Davenport wins third straight title

Matthew Cronin in California | August 02, 2004 15:59 IST

American Lindsay Davenport completed her second career "California Triple" by crushing French Open champion Anastasia Myskina 6-1, 6-1 in the final of the Acura Classic on Sunday.

The 28-year-old Davenport played virtually errorless tennis throughout the 47-minute contest to win her third consecutive hardcourt title in three weeks on her native California soil.

It is the second time Davenport has won the Stanford Classic, the JP Morgan Chase title at Carson and the San Diego tournament in succession after pulling off the same feat in 1998, when she went on to win the U.S. Open.

"I feel like I totally deserve everything that's happened to me," said Davenport, who has now won 14 consecutive matches.

"I've proven a lot to myself the last three weeks. I surprised myself again. I feel nothing but happiness."

Davenport stunned Serena Williams last week to win in Carson and the previous week she beat Venus Williams for the first time since 2000 in a hard-fought three-set contest to clinch the Bank of the West Classic title in Stanford.

"It seems like since I beat Venus I've been cruising," Davenport said. "Since then, I've been pretty confident in what I could do and who I could beat."

Despite playing with a bandage on her sore right kneecap, three-times Grand Slam winner Davenport completely controlled the San Diego final against the 23-year-old Russian.

EXHAUSTED MYSKINA

Myskina, who fought off nine match points to win a 2-1/2 hour semi-final over Vera Zvonareva late on Saturday, was unable to muster the energy she needed when she came back on court only 14 hours later against Davenport.

"I'm really exhausted and I needed to fight and I couldn't," Myskina said.

"Lindsay played unbelievable and you have to play 200 percent against her.
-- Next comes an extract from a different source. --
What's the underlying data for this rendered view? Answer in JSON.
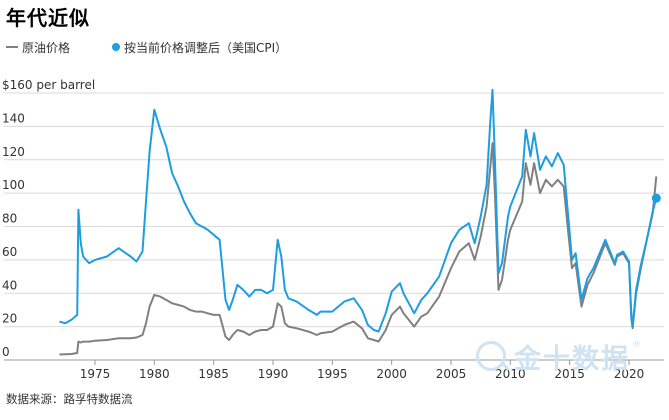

I was not even playing 50 percent of my game."

With the victory, Davenport is expected to move up to second in the world when the new rankings come out on Monday, behind Belgium's Justine Henin-Hardenne, who has not played since late May due to a lingering virus.

Davenport said she felt like the world number one, as there were few players currently healthy enough to challenge her.

"For right now, yes, through the hardcourt summer season," Davenport said. "Now, at the U.S. Open, it's not `I hope I do well,' it's `I'd better do well.'

"The expectations are bigger on my shoulders now than they were eight weeks ago."

The current world number two, Belgium's Kim Clijsters, has been ruled out of the U.S. Open due to a wrist injury and Serena Williams is yet to regain the form that helped her win six Grand Slam titles following knee surgery last year.

Davenport, the 1996 Olympic gold medallist, is skipping the August 13-29 Games to give her body time to recover for a what she sees as her last big chance to win the U.S. Open.

The American will not play again until New Haven, held the week before the last Grand Slam of the year starts on August 30.